Das mohnrote Meer - Roman
Nachmittag, fünfhundert Meilen östlich von Ghazipur, machte sich Azad Naskar – allgemein bekannt unter seinem Spitznamen Jodu – ebenfalls bereit, die Reise anzutreten, die ihn vor den Bug der Ibis und in Ditis Schrein bringen sollte. Zuvor hatte Jodu in dem Dorf Naskarpara seine Mutter beerdigt und von einer seiner letzten Münzen einen Mullah-Sahib dafür bezahlt, dass er an dem frisch ausgehobenen Grab aus dem Koran las. Das Dorf lag etwa fünfzehn Meilen von Kalkutta entfernt in einer gesichtslosen Schlick- und Mangrovenlandschaft am Rande der Sundarbans. Es war eine ungeordnete Ansammlung von Hütten, die sich um das Grabmal des Sufi-Fakirs drängten, der die Bewohner vor einigen Generationen zum Islam bekehrt hatte. Ohne sein Grabmal wäre das Dorf vielleicht längst wieder im Schlick versunken, denn die Bewohner gehörten nicht zu den Menschen, die lange an einem Ort verweilen. Die meisten schweiften auf dem Wasser umher und verdienten ihr Brot als Schiffer, Fährleute und Fischer. Es waren bescheidene Leute; nur wenige von ihnen
besaßen genug Ehrgeiz oder Tatendrang, sich um Arbeit auf Seeschiffen zu bemühen, und von diesen wenigen hatte sich keiner je so sehnlich gewünscht, Laskare zu werden, wie Jodu. Hätte der Gesundheitszustand seiner Mutter es erlaubt, hätte er das Dorf längst verlassen, doch angesichts der Familienverhältnisse musste er damit rechnen, dass sich ohne ihn niemand mehr um sie gekümmert hätte. Während der Dauer ihrer Krankheit hatte er sie ungeduldig und doch liebevoll gepflegt und alles getan, um ihr in ihren letzten Lebenstagen ein wenig Wohlbehagen zu verschaffen. Eines musste er nun noch für sie erledigen, dann war er frei und konnte zu den Ghat-Serangs gehen, den Männern, die Laskaren für Hochseeschiffe anheuerten.
Auch Jodu war der Sohn eines Schiffers, und er war – nach eigener Einschätzung – kein Kind mehr. An seinem Kinn sprossen die Haare plötzlich so üppig, dass sie einen wöchentlichen Gang zum Barbier erforderlich machten. Doch die Veränderungen seiner Körperbeschaffenheit waren so neu und so vulkanisch, dass er sich erst noch an sie gewöhnen musste. Sein Körper glich einem soeben aus dem Meer emporgestiegenen rauchenden Krater, der noch der Erforschung harrt. Über seine linke Augenbraue zog sich eine tiefe Narbe, Zeugnis eines Missgeschicks in Kindertagen; aus der Ferne sah es aus, als hätte er nicht zwei, sondern drei Brauen. Diese Entstellung – sofern man sie so nennen konnte – verlieh seiner Erscheinung etwas Besonderes, und Jahre später, als die Zeit kam, da er in Ditis Schrein einzog, bestimmte sie ihre Skizze von ihm: drei leicht abgewinkelte Striche in einem Oval.

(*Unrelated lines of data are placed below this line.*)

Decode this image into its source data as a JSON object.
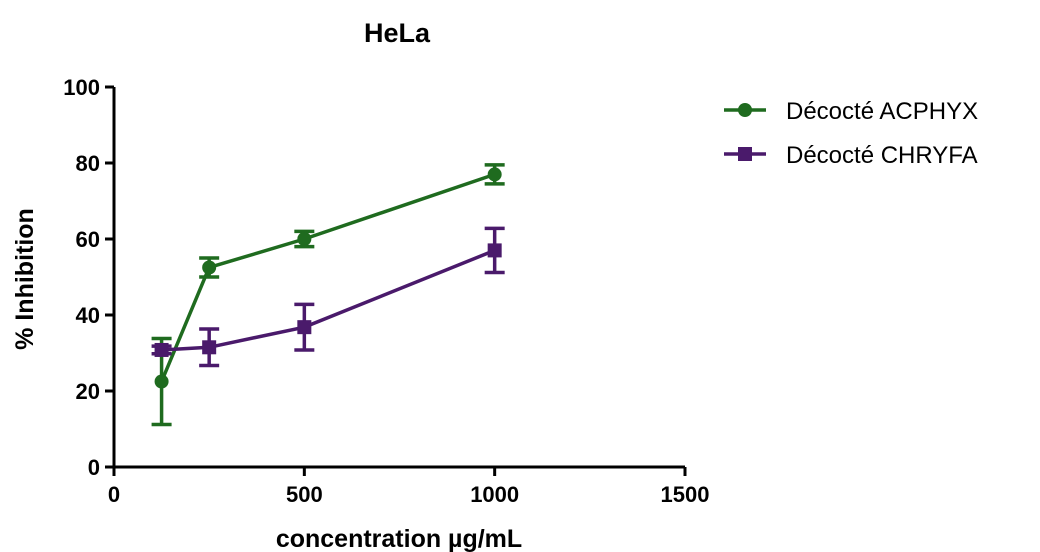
{
  "chart_data": {
    "type": "line",
    "title": "HeLa",
    "xlabel": "concentration µg/mL",
    "ylabel": "% Inhibition",
    "xlim": [
      0,
      1500
    ],
    "ylim": [
      0,
      100
    ],
    "xticks": [
      0,
      500,
      1000,
      1500
    ],
    "yticks": [
      0,
      20,
      40,
      60,
      80,
      100
    ],
    "grid": false,
    "legend_position": "top-right",
    "series": [
      {
        "name": "Décocté ACPHYX",
        "color": "#1f6b1f",
        "marker": "circle",
        "x": [
          125,
          250,
          500,
          1000
        ],
        "y": [
          22.5,
          52.5,
          60,
          77
        ],
        "err": [
          11.3,
          2.5,
          2.0,
          2.5
        ]
      },
      {
        "name": "Décocté CHRYFA",
        "color": "#4a1a6b",
        "marker": "square",
        "x": [
          125,
          250,
          500,
          1000
        ],
        "y": [
          30.8,
          31.5,
          36.8,
          57
        ],
        "err": [
          1.0,
          4.8,
          6.0,
          5.8
        ]
      }
    ]
  }
}
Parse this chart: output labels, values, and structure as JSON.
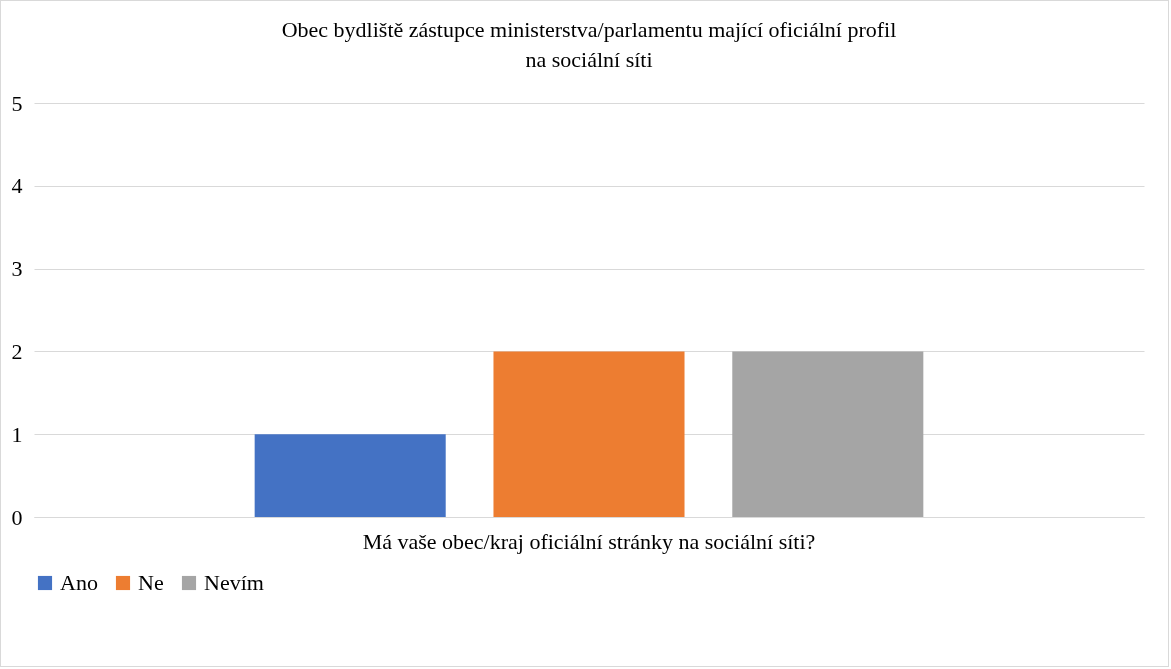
{
  "chart_data": {
    "type": "bar",
    "title": "Obec bydliště zástupce ministerstva/parlamentu mající oficiální profil na sociální síti",
    "categories": [
      "Má vaše obec/kraj oficiální stránky na sociální síti?"
    ],
    "series": [
      {
        "name": "Ano",
        "color": "#4472c4",
        "values": [
          1
        ]
      },
      {
        "name": "Ne",
        "color": "#ed7d31",
        "values": [
          2
        ]
      },
      {
        "name": "Nevím",
        "color": "#a5a5a5",
        "values": [
          2
        ]
      }
    ],
    "ylim": [
      0,
      5
    ],
    "yticks": [
      0,
      1,
      2,
      3,
      4,
      5
    ],
    "grid": "y",
    "legend": "bottom"
  }
}
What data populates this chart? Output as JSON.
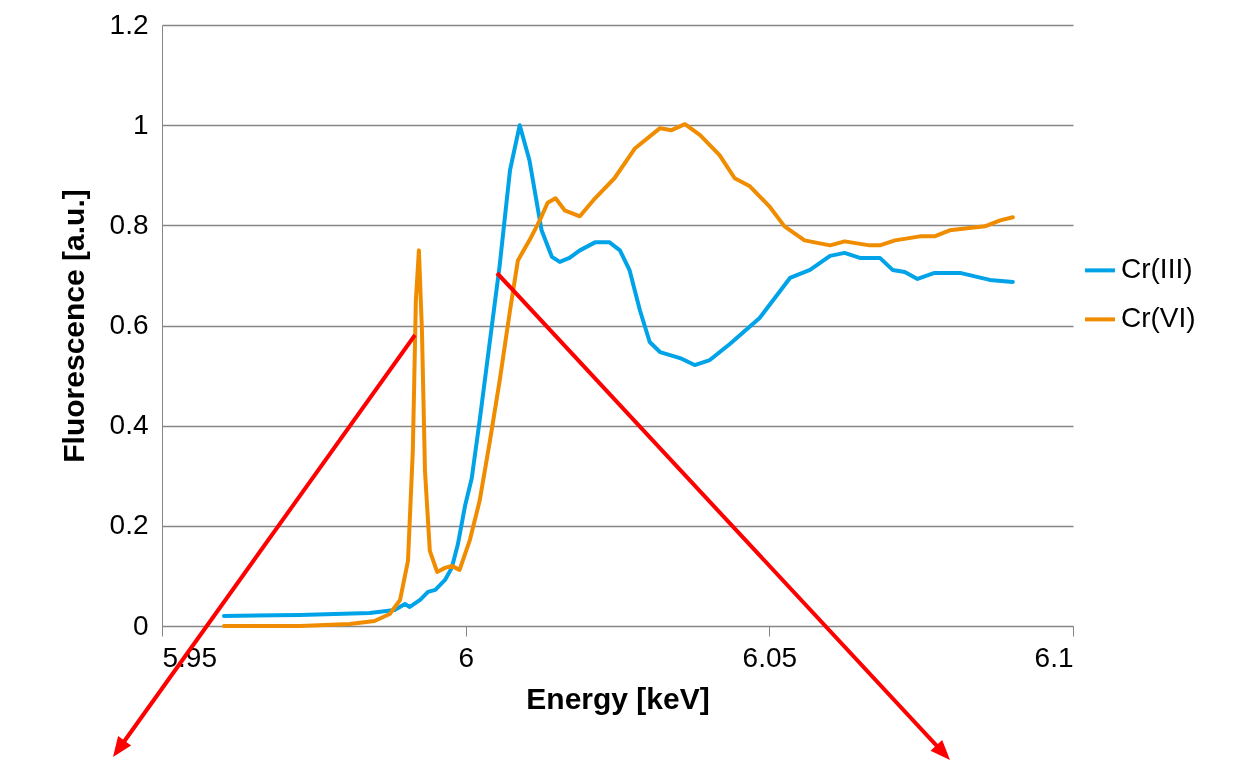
{
  "chart_data": {
    "type": "line",
    "xlabel": "Energy [keV]",
    "ylabel": "Fluorescence [a.u.]",
    "xlim": [
      5.95,
      6.1
    ],
    "xticks": [
      5.95,
      6,
      6.05,
      6.1
    ],
    "ylim": [
      0,
      1.2
    ],
    "yticks": [
      0,
      0.2,
      0.4,
      0.6,
      0.8,
      1,
      1.2
    ],
    "grid": "y",
    "legend": "right",
    "marker": "none",
    "line_style": "solid",
    "series": [
      {
        "name": "Cr(III)",
        "color": "#00a3e8",
        "x": [
          5.9602,
          5.9727,
          5.9842,
          5.9883,
          5.99,
          5.9908,
          5.9925,
          5.9938,
          5.995,
          5.9966,
          5.9977,
          5.9987,
          5.9999,
          6.001,
          6.0023,
          6.004,
          6.0056,
          6.0073,
          6.0089,
          6.0105,
          6.0125,
          6.0142,
          6.0155,
          6.0171,
          6.0188,
          6.0213,
          6.0237,
          6.0254,
          6.027,
          6.0287,
          6.0303,
          6.032,
          6.0353,
          6.0377,
          6.0402,
          6.0435,
          6.0484,
          6.0534,
          6.0567,
          6.06,
          6.0624,
          6.0649,
          6.0682,
          6.0703,
          6.0723,
          6.0744,
          6.0772,
          6.0814,
          6.0863,
          6.0901
        ],
        "values": [
          0.02,
          0.022,
          0.026,
          0.032,
          0.044,
          0.038,
          0.052,
          0.068,
          0.072,
          0.092,
          0.116,
          0.162,
          0.24,
          0.295,
          0.41,
          0.57,
          0.72,
          0.91,
          1.0,
          0.93,
          0.79,
          0.737,
          0.727,
          0.735,
          0.75,
          0.766,
          0.766,
          0.75,
          0.71,
          0.63,
          0.567,
          0.547,
          0.535,
          0.521,
          0.531,
          0.563,
          0.615,
          0.695,
          0.711,
          0.739,
          0.745,
          0.735,
          0.735,
          0.711,
          0.707,
          0.693,
          0.705,
          0.705,
          0.691,
          0.687
        ]
      },
      {
        "name": "Cr(VI)",
        "color": "#f08c00",
        "x": [
          5.9602,
          5.9727,
          5.9809,
          5.985,
          5.9875,
          5.9892,
          5.9905,
          5.9913,
          5.9918,
          5.9923,
          5.9928,
          5.9933,
          5.9941,
          5.9953,
          5.9966,
          5.9977,
          5.999,
          6.0007,
          6.0023,
          6.004,
          6.0056,
          6.0073,
          6.0086,
          6.0105,
          6.0122,
          6.0135,
          6.0148,
          6.0163,
          6.0188,
          6.0213,
          6.0245,
          6.0279,
          6.032,
          6.0339,
          6.0361,
          6.0386,
          6.0418,
          6.0443,
          6.0468,
          6.05,
          6.0525,
          6.0558,
          6.06,
          6.0624,
          6.0665,
          6.0682,
          6.0707,
          6.0748,
          6.0772,
          6.0797,
          6.0855,
          6.088,
          6.0901
        ],
        "values": [
          0,
          0,
          0.004,
          0.01,
          0.024,
          0.052,
          0.13,
          0.35,
          0.65,
          0.75,
          0.59,
          0.31,
          0.15,
          0.108,
          0.116,
          0.12,
          0.112,
          0.172,
          0.25,
          0.37,
          0.49,
          0.63,
          0.73,
          0.77,
          0.81,
          0.845,
          0.854,
          0.83,
          0.818,
          0.854,
          0.894,
          0.954,
          0.994,
          0.99,
          1.002,
          0.98,
          0.94,
          0.894,
          0.878,
          0.838,
          0.798,
          0.77,
          0.76,
          0.768,
          0.76,
          0.76,
          0.77,
          0.778,
          0.778,
          0.79,
          0.798,
          0.81,
          0.816
        ]
      }
    ]
  }
}
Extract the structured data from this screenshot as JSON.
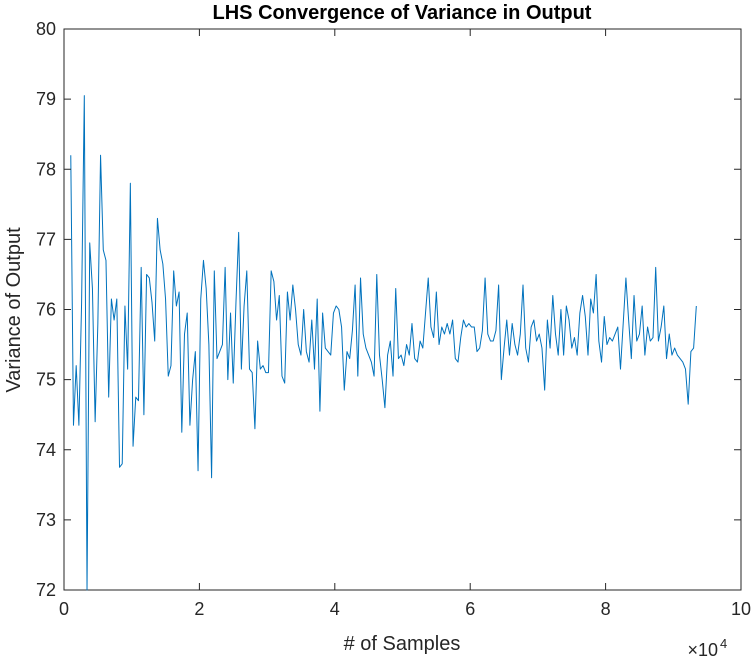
{
  "chart_data": {
    "type": "line",
    "title": "LHS Convergence of Variance in Output",
    "xlabel": "# of Samples",
    "ylabel": "Variance of Output",
    "x_exponent_label": "×10",
    "x_exponent_power": "4",
    "xlim": [
      0,
      100000
    ],
    "ylim": [
      72,
      80
    ],
    "xticks": [
      0,
      20000,
      40000,
      60000,
      80000,
      100000
    ],
    "xtick_labels": [
      "0",
      "2",
      "4",
      "6",
      "8",
      "10"
    ],
    "yticks": [
      72,
      73,
      74,
      75,
      76,
      77,
      78,
      79,
      80
    ],
    "ytick_labels": [
      "72",
      "73",
      "74",
      "75",
      "76",
      "77",
      "78",
      "79",
      "80"
    ],
    "grid": false,
    "legend": "none",
    "line_color": "#0072BD",
    "x_step": 400,
    "x_start": 1000,
    "series": [
      {
        "values": [
          78.2,
          74.35,
          75.2,
          74.35,
          76.1,
          79.05,
          72.0,
          76.95,
          76.3,
          74.4,
          75.8,
          78.2,
          76.85,
          76.7,
          74.75,
          76.15,
          75.85,
          76.15,
          73.75,
          73.8,
          76.05,
          75.15,
          77.8,
          74.05,
          74.75,
          74.7,
          76.6,
          74.5,
          76.5,
          76.45,
          76.1,
          75.55,
          77.3,
          76.85,
          76.65,
          76.15,
          75.05,
          75.2,
          76.55,
          76.05,
          76.25,
          74.25,
          75.65,
          75.95,
          74.35,
          75.0,
          75.4,
          73.7,
          76.15,
          76.7,
          76.3,
          75.5,
          73.6,
          76.55,
          75.3,
          75.4,
          75.5,
          76.6,
          75.0,
          75.95,
          74.95,
          76.1,
          77.1,
          75.15,
          76.05,
          76.55,
          75.15,
          75.1,
          74.3,
          75.55,
          75.15,
          75.2,
          75.1,
          75.1,
          76.55,
          76.4,
          75.85,
          76.2,
          75.05,
          74.95,
          76.25,
          75.85,
          76.35,
          76.0,
          75.5,
          75.35,
          76.0,
          75.4,
          75.25,
          75.85,
          75.15,
          76.15,
          74.55,
          75.95,
          75.45,
          75.4,
          75.35,
          75.95,
          76.05,
          76.0,
          75.75,
          74.85,
          75.4,
          75.3,
          75.7,
          76.35,
          75.05,
          76.45,
          75.65,
          75.45,
          75.35,
          75.25,
          75.05,
          76.5,
          75.35,
          75.0,
          74.6,
          75.35,
          75.55,
          75.05,
          76.3,
          75.3,
          75.35,
          75.2,
          75.5,
          75.35,
          75.8,
          75.3,
          75.25,
          75.55,
          75.45,
          75.95,
          76.45,
          75.75,
          75.6,
          76.25,
          75.5,
          75.75,
          75.65,
          75.8,
          75.65,
          75.85,
          75.3,
          75.25,
          75.6,
          75.85,
          75.75,
          75.8,
          75.75,
          75.75,
          75.4,
          75.45,
          75.7,
          76.45,
          75.65,
          75.55,
          75.55,
          75.7,
          76.35,
          75.0,
          75.45,
          75.85,
          75.35,
          75.8,
          75.5,
          75.35,
          75.65,
          76.35,
          75.45,
          75.25,
          75.75,
          75.85,
          75.55,
          75.65,
          75.45,
          74.85,
          75.85,
          75.45,
          76.2,
          75.65,
          75.35,
          76.0,
          75.35,
          76.05,
          75.85,
          75.45,
          75.6,
          75.35,
          75.95,
          76.2,
          75.9,
          75.35,
          76.15,
          75.95,
          76.5,
          75.55,
          75.25,
          75.9,
          75.5,
          75.6,
          75.55,
          75.65,
          75.75,
          75.15,
          75.8,
          76.45,
          75.85,
          75.3,
          76.2,
          75.55,
          75.65,
          76.05,
          75.35,
          75.75,
          75.55,
          75.6,
          76.6,
          75.55,
          75.75,
          76.05,
          75.3,
          75.65,
          75.35,
          75.45,
          75.35,
          75.3,
          75.25,
          75.15,
          74.65,
          75.4,
          75.45,
          76.05
        ]
      }
    ]
  }
}
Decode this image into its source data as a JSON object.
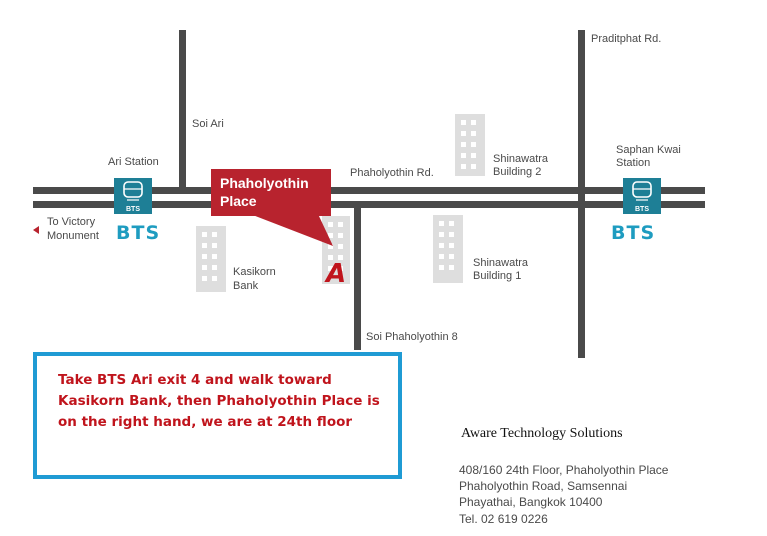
{
  "roads": {
    "soi_ari": "Soi Ari",
    "praditphat": "Praditphat Rd.",
    "phaholyothin": "Phaholyothin Rd.",
    "soi_phaholyothin_8": "Soi Phaholyothin 8"
  },
  "stations": {
    "ari": "Ari Station",
    "saphan_kwai_line1": "Saphan Kwai",
    "saphan_kwai_line2": "Station",
    "bts_badge": "BTS",
    "bts_label": "BTS"
  },
  "direction": {
    "line1": "To Victory",
    "line2": "Monument"
  },
  "buildings": {
    "kasikorn_line1": "Kasikorn",
    "kasikorn_line2": "Bank",
    "shinawatra2_line1": "Shinawatra",
    "shinawatra2_line2": "Building 2",
    "shinawatra1_line1": "Shinawatra",
    "shinawatra1_line2": "Building 1"
  },
  "destination": {
    "line1": "Phaholyothin",
    "line2": "Place",
    "marker": "A"
  },
  "note": {
    "text": "Take BTS Ari exit 4 and walk toward Kasikorn Bank, then Phaholyothin Place is on the right hand, we are at 24th floor"
  },
  "company": {
    "name": "Aware Technology Solutions",
    "address_line1": "408/160 24th Floor, Phaholyothin Place",
    "address_line2": "Phaholyothin Road, Samsennai",
    "address_line3": "Phayathai, Bangkok 10400",
    "phone": "Tel. 02 619 0226"
  },
  "colors": {
    "road": "#4a4a4a",
    "building": "#dedede",
    "bts": "#1e7f96",
    "bts_text": "#1e9cc0",
    "accent_red": "#b8232e",
    "note_border": "#1f9bd4",
    "note_text": "#c0141c"
  }
}
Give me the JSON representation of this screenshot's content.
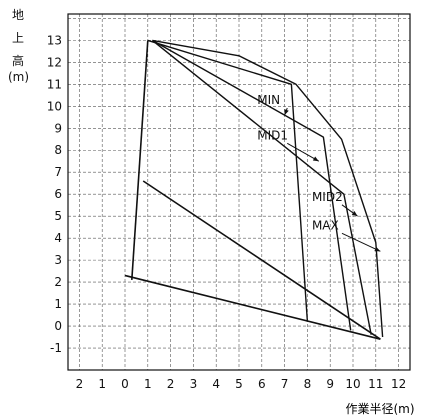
{
  "chart_data": {
    "type": "line",
    "title": "",
    "ylabel_chars": [
      "地",
      "上",
      "高",
      "(m)"
    ],
    "xlabel": "作業半径(m)",
    "x_ticks": [
      {
        "label": "2",
        "value": -2
      },
      {
        "label": "1",
        "value": -1
      },
      {
        "label": "0",
        "value": 0
      },
      {
        "label": "1",
        "value": 1
      },
      {
        "label": "2",
        "value": 2
      },
      {
        "label": "3",
        "value": 3
      },
      {
        "label": "4",
        "value": 4
      },
      {
        "label": "5",
        "value": 5
      },
      {
        "label": "6",
        "value": 6
      },
      {
        "label": "7",
        "value": 7
      },
      {
        "label": "8",
        "value": 8
      },
      {
        "label": "9",
        "value": 9
      },
      {
        "label": "10",
        "value": 10
      },
      {
        "label": "11",
        "value": 11
      },
      {
        "label": "12",
        "value": 12
      }
    ],
    "y_ticks": [
      13,
      12,
      11,
      10,
      9,
      8,
      7,
      6,
      5,
      4,
      3,
      2,
      1,
      0,
      -1
    ],
    "xlim": [
      -2.5,
      12.5
    ],
    "ylim": [
      -2,
      14.2
    ],
    "grid": true,
    "series": [
      {
        "name": "MIN",
        "x": [
          1.0,
          7.3,
          8.0
        ],
        "y": [
          13.0,
          11.0,
          0.2
        ]
      },
      {
        "name": "MID1",
        "x": [
          1.2,
          8.7,
          9.9
        ],
        "y": [
          13.0,
          8.6,
          -0.2
        ]
      },
      {
        "name": "MID2",
        "x": [
          1.2,
          9.6,
          10.8
        ],
        "y": [
          13.0,
          6.0,
          -0.4
        ]
      },
      {
        "name": "MAX",
        "x": [
          1.2,
          5.0,
          7.5,
          9.5,
          11.0,
          11.3
        ],
        "y": [
          13.0,
          12.3,
          11.0,
          8.5,
          3.8,
          -0.5
        ]
      }
    ],
    "envelope_lines": [
      {
        "x": [
          0.3,
          1.0
        ],
        "y": [
          2.1,
          13.0
        ]
      },
      {
        "x": [
          0.8,
          11.2
        ],
        "y": [
          6.6,
          -0.6
        ]
      },
      {
        "x": [
          0.0,
          11.2
        ],
        "y": [
          2.3,
          -0.6
        ]
      }
    ],
    "annotations": [
      {
        "text": "MIN",
        "x": 5.8,
        "y": 10.1,
        "arrow_to": [
          7.0,
          9.6
        ]
      },
      {
        "text": "MID1",
        "x": 5.8,
        "y": 8.5,
        "arrow_to": [
          8.5,
          7.5
        ]
      },
      {
        "text": "MID2",
        "x": 8.2,
        "y": 5.7,
        "arrow_to": [
          10.2,
          5.0
        ]
      },
      {
        "text": "MAX",
        "x": 8.2,
        "y": 4.4,
        "arrow_to": [
          11.2,
          3.4
        ]
      }
    ]
  }
}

Das Boot, das Jodu vor Jahren von seinem Vater geerbt hatte, war ein schwerfälliges Ding, ein Dingi aus ausgehöhlten, mit Hanfseilen verbundenen Stämmen. Wenige Stunden nach dem Begräbnis seiner Mutter hatte er es mit seinen wenigen
Habseligkeiten beladen und war nach Kalkutta aufgebrochen. Er fuhr mit der Strömung und brauchte deshalb nicht lange für die Strecke bis zur Mündung des Kanals, der zu den Docks der Stadt führte. Die schmale Wasserstraße – sie nannte sich »Tolly’s Nala« – war vor Kurzem von einem englischen Ingenieur gebaut worden, und für das Privileg, sie befahren zu dürfen, musste Jodu dem Zollwärter seine letzten Münzen aushändigen. Es herrschte wie immer reger Betrieb auf dem Kanal, und Jodu brauchte mehrere Stunden für die Fahrt durch die Stadt, vorbei am Kalighat-Tempel und den düsteren Mauern des Gefängnisses von Alipur. Als er in die Fahrrinne des Hooghly gelangte, fand er sich plötzlich inmitten einer Vielzahl von Schiffen wieder, voll besetzten Sampans und wendigen Almadiyas, turmhohen Brigantinen und winzigen Baulias, schnellen Karacken und schwankenden Wulocks, Baggalas aus Aden mit schnittigen Lateinersegeln und Balkats mit vielen Decks. Beim Steuern durch den dichten Verkehr ließ sich die eine oder andere kleine Kollision nicht vermeiden, und jedes Mal wurde Jodu von Serangs und Tindals, Bootsmännern und ihren Stellvertretern, angeschrien. Ein reizbarer Bhandari leerte einen Eimer Schmutzwasser über ihm aus, und ein unflätiger Steuermann schmähte ihn mit anzüglichen Gesten. Als Antwort ahmte Jodu die bekannten Rufe der Seeoffiziere nach, so gekonnt, dass ihn die Laskaren offenen Mundes anstarrten.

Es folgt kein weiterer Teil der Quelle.